Pacific Northwest metros have the worst housing crisis outlook
Three out of the five metros with the worst outlook are located in the Pacific Northwest, with Portland, Ore., ranking the worst, primarily because of its lack of available housing and relative unaffordability. Portland also has the fourth-lowest vacancy rate at 4.76% and 13th highest home value-to-income ratio. Boise, Idaho; Spokane, Wash.; and Salt Lake City follow just behind Portland for similar reasons.
Meanwhile, Southern metros have the most positive outlook
The metros with the best outlooks are led by McAllen, Texas, Wilmington, N.C., and Winston-Salem, N.C., because of their growing inventory and high vacancy rates.
However, even in many Southern metros, unaffordability is growing. Three of the five metros with the biggest increases in home value-to-income ratios are in the South, including Durham, N.C., Charlotte, N.C., and Atlanta.

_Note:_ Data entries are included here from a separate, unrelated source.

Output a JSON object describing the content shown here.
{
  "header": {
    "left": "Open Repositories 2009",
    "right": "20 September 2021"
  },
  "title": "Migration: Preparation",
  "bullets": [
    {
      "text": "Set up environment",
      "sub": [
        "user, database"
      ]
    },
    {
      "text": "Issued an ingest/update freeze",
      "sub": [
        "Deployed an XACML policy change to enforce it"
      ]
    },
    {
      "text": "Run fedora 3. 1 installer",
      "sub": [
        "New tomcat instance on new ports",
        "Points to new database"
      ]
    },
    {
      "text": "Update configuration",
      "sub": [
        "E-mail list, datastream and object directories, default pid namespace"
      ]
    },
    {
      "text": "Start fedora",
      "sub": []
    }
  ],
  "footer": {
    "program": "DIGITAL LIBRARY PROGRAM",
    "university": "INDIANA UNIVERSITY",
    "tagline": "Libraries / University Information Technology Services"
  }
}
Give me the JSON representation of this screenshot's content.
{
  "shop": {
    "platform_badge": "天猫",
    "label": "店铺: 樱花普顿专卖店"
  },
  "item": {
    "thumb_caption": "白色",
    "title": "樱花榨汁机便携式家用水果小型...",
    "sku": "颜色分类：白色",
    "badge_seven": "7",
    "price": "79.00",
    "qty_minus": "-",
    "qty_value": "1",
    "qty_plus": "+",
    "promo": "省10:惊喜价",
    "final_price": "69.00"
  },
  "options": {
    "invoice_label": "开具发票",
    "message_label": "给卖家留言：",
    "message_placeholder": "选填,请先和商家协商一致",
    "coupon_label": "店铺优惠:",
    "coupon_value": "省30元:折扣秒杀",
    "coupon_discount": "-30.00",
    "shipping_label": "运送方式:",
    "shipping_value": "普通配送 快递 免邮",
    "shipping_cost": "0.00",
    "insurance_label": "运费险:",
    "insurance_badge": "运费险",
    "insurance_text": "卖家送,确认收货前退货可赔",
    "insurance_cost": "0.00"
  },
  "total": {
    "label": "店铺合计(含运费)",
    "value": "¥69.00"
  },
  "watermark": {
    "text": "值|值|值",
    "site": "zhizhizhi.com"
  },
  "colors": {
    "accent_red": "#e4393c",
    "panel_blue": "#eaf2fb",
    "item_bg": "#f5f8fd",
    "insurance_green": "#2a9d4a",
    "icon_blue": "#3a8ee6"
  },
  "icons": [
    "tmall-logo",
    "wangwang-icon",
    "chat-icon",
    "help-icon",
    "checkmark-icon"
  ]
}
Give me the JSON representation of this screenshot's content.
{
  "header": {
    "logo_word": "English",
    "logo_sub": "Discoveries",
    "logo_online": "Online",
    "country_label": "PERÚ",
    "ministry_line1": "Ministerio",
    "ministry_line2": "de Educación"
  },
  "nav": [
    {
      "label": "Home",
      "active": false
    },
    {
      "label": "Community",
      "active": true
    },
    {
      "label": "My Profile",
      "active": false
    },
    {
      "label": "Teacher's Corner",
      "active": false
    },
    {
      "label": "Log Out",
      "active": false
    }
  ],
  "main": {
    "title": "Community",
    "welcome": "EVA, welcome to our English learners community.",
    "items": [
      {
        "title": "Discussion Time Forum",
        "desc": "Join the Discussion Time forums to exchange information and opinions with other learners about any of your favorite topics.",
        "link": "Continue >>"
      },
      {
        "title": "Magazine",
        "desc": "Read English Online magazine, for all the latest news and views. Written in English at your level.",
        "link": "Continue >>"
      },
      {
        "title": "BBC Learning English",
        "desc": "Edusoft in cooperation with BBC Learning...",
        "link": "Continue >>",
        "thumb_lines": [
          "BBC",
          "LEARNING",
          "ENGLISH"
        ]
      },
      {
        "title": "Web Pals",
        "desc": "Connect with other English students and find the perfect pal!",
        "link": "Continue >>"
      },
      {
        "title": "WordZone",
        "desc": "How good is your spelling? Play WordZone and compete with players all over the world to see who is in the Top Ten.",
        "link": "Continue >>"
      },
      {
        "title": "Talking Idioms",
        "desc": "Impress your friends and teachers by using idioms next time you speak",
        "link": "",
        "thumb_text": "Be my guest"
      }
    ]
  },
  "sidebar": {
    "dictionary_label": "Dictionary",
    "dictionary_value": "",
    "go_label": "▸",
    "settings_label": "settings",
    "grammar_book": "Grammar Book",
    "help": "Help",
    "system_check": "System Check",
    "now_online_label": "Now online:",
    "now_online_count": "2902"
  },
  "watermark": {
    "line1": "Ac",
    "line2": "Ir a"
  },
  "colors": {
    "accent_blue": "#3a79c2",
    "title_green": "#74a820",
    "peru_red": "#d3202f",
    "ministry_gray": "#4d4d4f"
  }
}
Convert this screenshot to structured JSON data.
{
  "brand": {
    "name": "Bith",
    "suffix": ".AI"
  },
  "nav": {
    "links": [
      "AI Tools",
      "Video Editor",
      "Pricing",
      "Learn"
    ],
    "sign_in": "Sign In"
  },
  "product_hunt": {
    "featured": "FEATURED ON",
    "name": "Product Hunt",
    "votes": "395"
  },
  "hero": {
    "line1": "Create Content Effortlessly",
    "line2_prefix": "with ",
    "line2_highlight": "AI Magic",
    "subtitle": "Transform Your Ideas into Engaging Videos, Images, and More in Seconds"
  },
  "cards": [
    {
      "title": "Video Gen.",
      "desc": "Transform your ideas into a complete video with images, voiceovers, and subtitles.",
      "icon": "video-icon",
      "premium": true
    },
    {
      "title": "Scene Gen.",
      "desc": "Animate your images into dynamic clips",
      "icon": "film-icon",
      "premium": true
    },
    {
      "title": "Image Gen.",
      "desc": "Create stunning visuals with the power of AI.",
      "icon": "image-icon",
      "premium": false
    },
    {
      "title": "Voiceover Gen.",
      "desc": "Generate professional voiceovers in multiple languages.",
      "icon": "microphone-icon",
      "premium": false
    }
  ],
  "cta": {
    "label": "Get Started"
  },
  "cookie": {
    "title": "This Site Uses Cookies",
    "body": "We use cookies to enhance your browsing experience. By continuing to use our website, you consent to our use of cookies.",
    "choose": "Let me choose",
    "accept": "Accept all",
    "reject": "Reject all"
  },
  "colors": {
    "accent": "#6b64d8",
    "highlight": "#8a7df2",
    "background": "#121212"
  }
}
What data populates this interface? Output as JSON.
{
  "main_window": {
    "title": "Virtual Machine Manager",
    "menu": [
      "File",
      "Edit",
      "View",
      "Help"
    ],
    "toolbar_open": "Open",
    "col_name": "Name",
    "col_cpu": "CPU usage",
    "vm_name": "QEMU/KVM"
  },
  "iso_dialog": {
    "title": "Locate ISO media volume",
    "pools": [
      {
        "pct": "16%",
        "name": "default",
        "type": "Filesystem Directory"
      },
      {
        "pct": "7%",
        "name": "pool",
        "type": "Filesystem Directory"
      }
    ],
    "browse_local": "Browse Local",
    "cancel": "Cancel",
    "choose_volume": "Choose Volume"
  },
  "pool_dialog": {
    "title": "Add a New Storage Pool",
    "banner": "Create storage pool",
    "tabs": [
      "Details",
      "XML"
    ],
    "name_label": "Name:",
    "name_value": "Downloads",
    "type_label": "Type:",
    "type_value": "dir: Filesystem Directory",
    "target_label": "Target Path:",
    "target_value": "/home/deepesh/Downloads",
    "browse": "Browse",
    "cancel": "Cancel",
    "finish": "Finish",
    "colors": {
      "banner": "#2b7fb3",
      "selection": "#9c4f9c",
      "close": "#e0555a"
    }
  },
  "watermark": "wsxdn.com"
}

In these metros, the home value-to-income ratios have grown by 8.6%, 7.2%, and 6.97%, respectively.
Despite unaffordability growing in the South, the region has been home to more attainable prices for quite some time
- Sun Belt Metros Lead the U.S. in Home Building: A 2022 report from real estate platform Redfin found that Southern cities—such as Austin, Texas; Nashville; and Raleigh, N.C.—attract more buyers due to higher volumes of building permits and comparitavely lower home prices.
- Investors Are Taking Over Southern Housing Markets: Investors have been flocking to Southern states in recent years because of their more affordable price tags. For instance, in Texas, investors accounted for 28% of all of home purchases in 2021.